Org notification service Member (subscriber)
───────────────────── ──────────────────
org long-term key (Y_org) shared_seed (from enrolment)
per-member shared_seed expected_pubkey Y_org
│
per notification:
1. session_id = governance-event-id
2. Y' = BlindedSender(Y_org, shared_seed, session_id).pseudonym()
3. π = BlindedSender(...).prove(notification_body)
4. ct = SecureEncryption.encrypt(π, body, member_key)
5. broadcast → member's bucket (relay sees bucket only)
│
6. pull from bucket
7. decrypt → (π, body)
8. BlindedVerifier.verify(π, Y', body)
→ accept: verified org notification
→ reject: forged / spoofed
Compared to conventional notification infrastructure
| Feature | Conventional | Tessera |
|---|---|---|
| No central authority | Server holds full member directory + notification graph | Pairwise enrolment; relays hold no member directory |
| Notification-graph privacy | Who notified whom is logged | Bucketed broadcast + DP cover traffic hide the graph |
| Sender authentication | Signed by server identity | ZK proof under per-org blinded pseudonym |
| Member unlinkability | Single identity across all notifications | Per-recipient blinded pseudonyms — no cross-notification linking |
Code example: sending a notification to org members
from tessera.sdk import Sender, Verifier
from tessera.crypto.blinding import BlindedSender, BlindedVerifier
from tessera.network import AsyncNode, compute_bucket
# org's notification service (could be multisig-controlled)
org = Sender(secret_key=b"...org long-term sk...")
notification = b"Proposal P-119 vote closes in 48h.
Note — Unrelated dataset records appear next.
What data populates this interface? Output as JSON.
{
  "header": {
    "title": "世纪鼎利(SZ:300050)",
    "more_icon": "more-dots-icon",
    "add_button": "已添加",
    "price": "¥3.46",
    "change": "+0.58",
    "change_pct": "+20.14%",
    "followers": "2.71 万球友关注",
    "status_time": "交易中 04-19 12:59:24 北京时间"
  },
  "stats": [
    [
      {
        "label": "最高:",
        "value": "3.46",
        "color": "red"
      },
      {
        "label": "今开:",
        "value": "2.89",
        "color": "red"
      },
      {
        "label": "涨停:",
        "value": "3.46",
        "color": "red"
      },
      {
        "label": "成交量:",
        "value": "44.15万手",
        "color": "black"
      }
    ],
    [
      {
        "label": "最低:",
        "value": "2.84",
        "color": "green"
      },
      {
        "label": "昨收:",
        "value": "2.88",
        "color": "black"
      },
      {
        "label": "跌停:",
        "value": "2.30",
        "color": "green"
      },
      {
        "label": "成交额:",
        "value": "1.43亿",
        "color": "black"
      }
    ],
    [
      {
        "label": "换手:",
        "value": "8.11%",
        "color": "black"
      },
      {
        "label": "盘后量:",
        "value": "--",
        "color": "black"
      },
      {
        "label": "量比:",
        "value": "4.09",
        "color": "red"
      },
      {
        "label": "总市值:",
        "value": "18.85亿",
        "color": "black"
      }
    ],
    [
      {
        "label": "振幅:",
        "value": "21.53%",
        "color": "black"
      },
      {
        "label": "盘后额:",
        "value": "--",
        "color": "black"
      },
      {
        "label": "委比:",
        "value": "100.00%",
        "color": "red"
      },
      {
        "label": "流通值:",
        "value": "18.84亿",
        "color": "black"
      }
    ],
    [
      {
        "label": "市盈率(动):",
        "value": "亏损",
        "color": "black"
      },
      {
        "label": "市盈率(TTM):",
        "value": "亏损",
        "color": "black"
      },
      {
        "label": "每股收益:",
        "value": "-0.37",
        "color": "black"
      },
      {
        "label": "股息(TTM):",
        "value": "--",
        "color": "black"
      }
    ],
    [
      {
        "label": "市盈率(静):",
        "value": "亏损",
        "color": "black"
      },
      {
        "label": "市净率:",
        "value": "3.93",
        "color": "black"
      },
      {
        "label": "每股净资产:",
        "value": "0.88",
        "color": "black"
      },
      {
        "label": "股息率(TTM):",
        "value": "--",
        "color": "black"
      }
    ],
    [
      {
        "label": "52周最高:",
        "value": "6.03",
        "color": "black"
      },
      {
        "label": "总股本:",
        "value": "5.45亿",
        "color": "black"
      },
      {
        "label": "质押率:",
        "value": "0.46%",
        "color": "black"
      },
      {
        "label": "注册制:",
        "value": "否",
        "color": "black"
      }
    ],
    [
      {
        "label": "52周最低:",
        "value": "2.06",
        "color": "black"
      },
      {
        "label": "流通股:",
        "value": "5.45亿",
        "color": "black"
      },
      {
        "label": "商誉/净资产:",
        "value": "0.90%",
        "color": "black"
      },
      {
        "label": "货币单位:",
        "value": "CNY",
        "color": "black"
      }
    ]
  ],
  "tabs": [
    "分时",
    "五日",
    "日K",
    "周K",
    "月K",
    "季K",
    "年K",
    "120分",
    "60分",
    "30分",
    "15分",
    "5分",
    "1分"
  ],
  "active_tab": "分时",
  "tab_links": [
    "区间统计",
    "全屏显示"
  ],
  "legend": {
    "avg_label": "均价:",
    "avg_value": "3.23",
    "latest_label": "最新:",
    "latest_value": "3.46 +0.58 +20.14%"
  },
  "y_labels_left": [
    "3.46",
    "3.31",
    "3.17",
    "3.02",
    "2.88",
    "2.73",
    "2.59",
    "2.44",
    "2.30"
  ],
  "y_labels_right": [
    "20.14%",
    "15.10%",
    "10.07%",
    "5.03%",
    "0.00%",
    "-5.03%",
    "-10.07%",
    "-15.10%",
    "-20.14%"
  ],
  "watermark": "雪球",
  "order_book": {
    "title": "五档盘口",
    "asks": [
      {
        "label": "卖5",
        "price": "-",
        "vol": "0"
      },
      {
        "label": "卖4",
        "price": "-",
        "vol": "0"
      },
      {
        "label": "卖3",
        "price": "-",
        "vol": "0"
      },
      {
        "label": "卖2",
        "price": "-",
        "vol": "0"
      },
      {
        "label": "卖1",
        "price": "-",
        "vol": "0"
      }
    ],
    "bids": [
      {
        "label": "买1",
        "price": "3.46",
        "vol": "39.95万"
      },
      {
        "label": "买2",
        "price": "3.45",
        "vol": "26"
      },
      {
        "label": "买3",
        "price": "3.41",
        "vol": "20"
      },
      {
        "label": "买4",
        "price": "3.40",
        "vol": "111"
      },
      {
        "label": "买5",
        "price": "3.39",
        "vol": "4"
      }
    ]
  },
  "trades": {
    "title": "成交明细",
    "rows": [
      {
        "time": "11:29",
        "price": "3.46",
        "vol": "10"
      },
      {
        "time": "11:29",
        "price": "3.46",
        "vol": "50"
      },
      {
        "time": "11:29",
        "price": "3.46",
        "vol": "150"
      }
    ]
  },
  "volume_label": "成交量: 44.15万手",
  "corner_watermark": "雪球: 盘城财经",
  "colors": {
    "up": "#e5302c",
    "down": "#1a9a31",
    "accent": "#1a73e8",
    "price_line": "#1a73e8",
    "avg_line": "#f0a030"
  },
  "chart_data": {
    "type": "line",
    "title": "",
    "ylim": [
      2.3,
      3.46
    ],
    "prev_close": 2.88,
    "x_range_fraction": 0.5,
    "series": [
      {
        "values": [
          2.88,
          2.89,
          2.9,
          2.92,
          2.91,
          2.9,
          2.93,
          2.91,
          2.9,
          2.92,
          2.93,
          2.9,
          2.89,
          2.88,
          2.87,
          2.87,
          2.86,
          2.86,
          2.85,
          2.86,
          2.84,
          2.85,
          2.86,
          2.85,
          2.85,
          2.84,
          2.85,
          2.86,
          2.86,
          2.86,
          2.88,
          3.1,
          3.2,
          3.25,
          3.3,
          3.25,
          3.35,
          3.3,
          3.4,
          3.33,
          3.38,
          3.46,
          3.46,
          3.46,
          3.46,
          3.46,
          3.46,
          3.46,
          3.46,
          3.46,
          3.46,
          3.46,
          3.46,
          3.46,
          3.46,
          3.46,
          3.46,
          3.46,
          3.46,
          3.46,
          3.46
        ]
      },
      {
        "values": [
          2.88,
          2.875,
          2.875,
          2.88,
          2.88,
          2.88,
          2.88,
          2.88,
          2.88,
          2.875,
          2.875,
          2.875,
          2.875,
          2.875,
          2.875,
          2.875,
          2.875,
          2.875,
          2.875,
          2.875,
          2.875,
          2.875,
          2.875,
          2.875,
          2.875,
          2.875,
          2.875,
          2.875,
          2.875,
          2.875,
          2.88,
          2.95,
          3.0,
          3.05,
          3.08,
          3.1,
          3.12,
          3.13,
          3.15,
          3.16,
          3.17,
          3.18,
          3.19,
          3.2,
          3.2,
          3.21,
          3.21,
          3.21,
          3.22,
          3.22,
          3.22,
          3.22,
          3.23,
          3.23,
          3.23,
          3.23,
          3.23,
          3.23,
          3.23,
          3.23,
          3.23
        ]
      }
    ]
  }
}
Quorum 412/600."
for member_seed, member_fp, member_key in enrolled_members:
bs = BlindedSender(org.public_key, member_seed, session_id="P-119")
y_prime = bs.pseudonym()
proof = bs.prove(notification)
ct = SecureEncryption.encrypt(proof, notification, member_key)
bucket = compute_bucket(member_fp)
relay.broadcast(bucket=bucket, ciphertext=ct) # metadata-blind
# each member pulls + verifies independently
Operational notes
The mesh topology (`--topology mesh`) gives better churn resilience — 100% delivery at 50% node offline in the churn harness — at the cost of more gossip. Ring topology is leaner for large member counts but less fault-tolerant. For small orgs (under ~100 members) mesh is recommended; ring suits fan-out-heavy deployments where relay cost matters.
Frequently asked questions
How do members join and leave the org's notification set?
Joining is a pairwise enrolment: the new member and the org's notification service exchange a shared_seed and public keys (in person, over a secure channel, or via an on-chain attestation). Leaving is simply revoking the shared_seed on the org side — subsequent notifications are not sent. Because there is no central directory, departure does not require pruning a global member list.
Can a relay operator deanonymize members by observing traffic patterns?
Not within the (ε,δ)-DP budget. Cover traffic is calibrated so that an adversary's linking advantage is bounded; the linkability harness reports AUC ≈ 0.526 at ε=0.1, near random guessing (0.5). A relay sees bucket-addressed ciphertext mixed with cover traffic, not identified recipients. Collusion across multiple relays is bounded by the same DP guarantee under the threat model.